"Todo mundo quem?": um perfil de brasileiros que não usam redes sociais
Com propósito de explorar o "olho a olho", brasileiros deixam de lado o Facebook, o Instagram e o WhastApp
Clara Cerioni
Publicado em 7 de março de 2019 às 06h00.
Última atualização em 7 de março de 2019 às 06h00.
São Paulo — No ano passado, uma mobilização de jovens no Reino Unido e nos Estados Unidos chamou a atenção para o impacto das redes sociais no cotidiano dos usuários.
Com um movimento nomeado deLogged Off Generation, o grupo promoveu, em poucos meses, uma evasão em massa do Facebook e estimulou a debandada dos usuários de outras redes sociais, como Instagram, WhatsApp e Snapchat.
A tendência, que parecia se limitar a sociedades com índices elevados de desenvolvimento e acesso democrático à internet, não demorou a se espalhar para outros países, como o Brasil.
Mesmo com a influência da internet nas eleições presidenciais do ano passado, da oferta de vagas de emprego e das publicidades estarem todas voltadas ao digital hoje em dia, ainda há uma parcela de brasileiros que escolheu não ter acesso a essas informações.
EXAME obteve com exclusividade os resultados da pesquisa investigativa "Todo Mundo Quem?", que traça um novo perfil de quem decidiu abandonar o uso das redes sociais para se dedicar ao "olho a olho".

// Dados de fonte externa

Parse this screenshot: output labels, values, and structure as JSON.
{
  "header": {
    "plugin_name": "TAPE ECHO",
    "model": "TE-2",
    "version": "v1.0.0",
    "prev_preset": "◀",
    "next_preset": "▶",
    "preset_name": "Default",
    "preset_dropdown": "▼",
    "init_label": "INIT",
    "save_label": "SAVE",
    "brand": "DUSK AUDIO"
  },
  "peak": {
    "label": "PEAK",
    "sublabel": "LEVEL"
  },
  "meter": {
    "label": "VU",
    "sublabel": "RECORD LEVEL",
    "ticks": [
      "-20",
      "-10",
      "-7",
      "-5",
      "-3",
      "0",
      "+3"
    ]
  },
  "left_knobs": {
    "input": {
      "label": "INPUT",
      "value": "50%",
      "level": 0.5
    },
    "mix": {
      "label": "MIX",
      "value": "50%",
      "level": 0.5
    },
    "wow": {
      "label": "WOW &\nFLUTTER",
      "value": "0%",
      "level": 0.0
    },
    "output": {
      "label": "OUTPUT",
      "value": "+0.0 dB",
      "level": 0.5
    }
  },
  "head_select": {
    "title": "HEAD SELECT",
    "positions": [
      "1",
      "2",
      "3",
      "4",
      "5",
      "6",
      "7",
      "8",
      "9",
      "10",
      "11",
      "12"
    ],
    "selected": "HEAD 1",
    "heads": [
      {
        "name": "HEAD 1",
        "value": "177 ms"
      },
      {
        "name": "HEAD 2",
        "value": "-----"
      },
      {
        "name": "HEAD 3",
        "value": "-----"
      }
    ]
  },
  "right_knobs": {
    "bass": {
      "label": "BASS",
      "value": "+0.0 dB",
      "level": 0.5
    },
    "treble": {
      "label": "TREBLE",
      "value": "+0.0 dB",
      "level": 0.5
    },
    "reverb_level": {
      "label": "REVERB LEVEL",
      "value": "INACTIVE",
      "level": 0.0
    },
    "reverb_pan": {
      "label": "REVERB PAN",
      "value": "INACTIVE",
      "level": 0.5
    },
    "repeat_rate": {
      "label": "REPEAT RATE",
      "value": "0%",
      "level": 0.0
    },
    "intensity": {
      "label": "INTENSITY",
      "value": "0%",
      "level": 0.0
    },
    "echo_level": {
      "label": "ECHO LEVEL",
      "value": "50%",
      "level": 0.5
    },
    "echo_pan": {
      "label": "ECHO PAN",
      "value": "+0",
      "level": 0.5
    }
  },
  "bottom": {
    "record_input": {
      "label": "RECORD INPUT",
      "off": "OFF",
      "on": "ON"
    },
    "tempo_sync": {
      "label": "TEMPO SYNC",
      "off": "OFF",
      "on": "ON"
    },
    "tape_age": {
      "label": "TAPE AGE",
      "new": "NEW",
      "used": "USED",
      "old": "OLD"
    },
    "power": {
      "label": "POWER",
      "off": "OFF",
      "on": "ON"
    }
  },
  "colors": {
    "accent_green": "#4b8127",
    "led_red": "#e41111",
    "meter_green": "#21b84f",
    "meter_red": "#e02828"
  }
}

Idealizado e conduzido pelos pesquisadores Filipe Techera e Luiza Futuro, o estudo identificou um novo perfil emergente de brasileiros, que foram chamados de Nativos Sociais.
Essas são as pessoas que não enfrentam as barreiras de acesso à internet, relacionadas à má distribuição de renda, ineficiência do sistema educacional e ao analfabetismo digital, mas optam por ficar fora das redes sociais.
"Elas estão cansadas de viver um tempo em que há notificações urgentes, que não são reais, e se envolver em relações construídas com base na internet", conta Luiza Futuro.
Os dados revelam que quatro em cada dez não usuários de redes sociais estão abaixo dos 45 anos. Além disso, cinco em cada dez são da classe social C (com renda mensal entre 4 e 10 salários mínimos).
De acordo com Filipe Techera, esse último resultado mostra como o senso comum, de que pessoas com rendas menores não têm acesso à internet nos grandes centros urbanos, está equivocado.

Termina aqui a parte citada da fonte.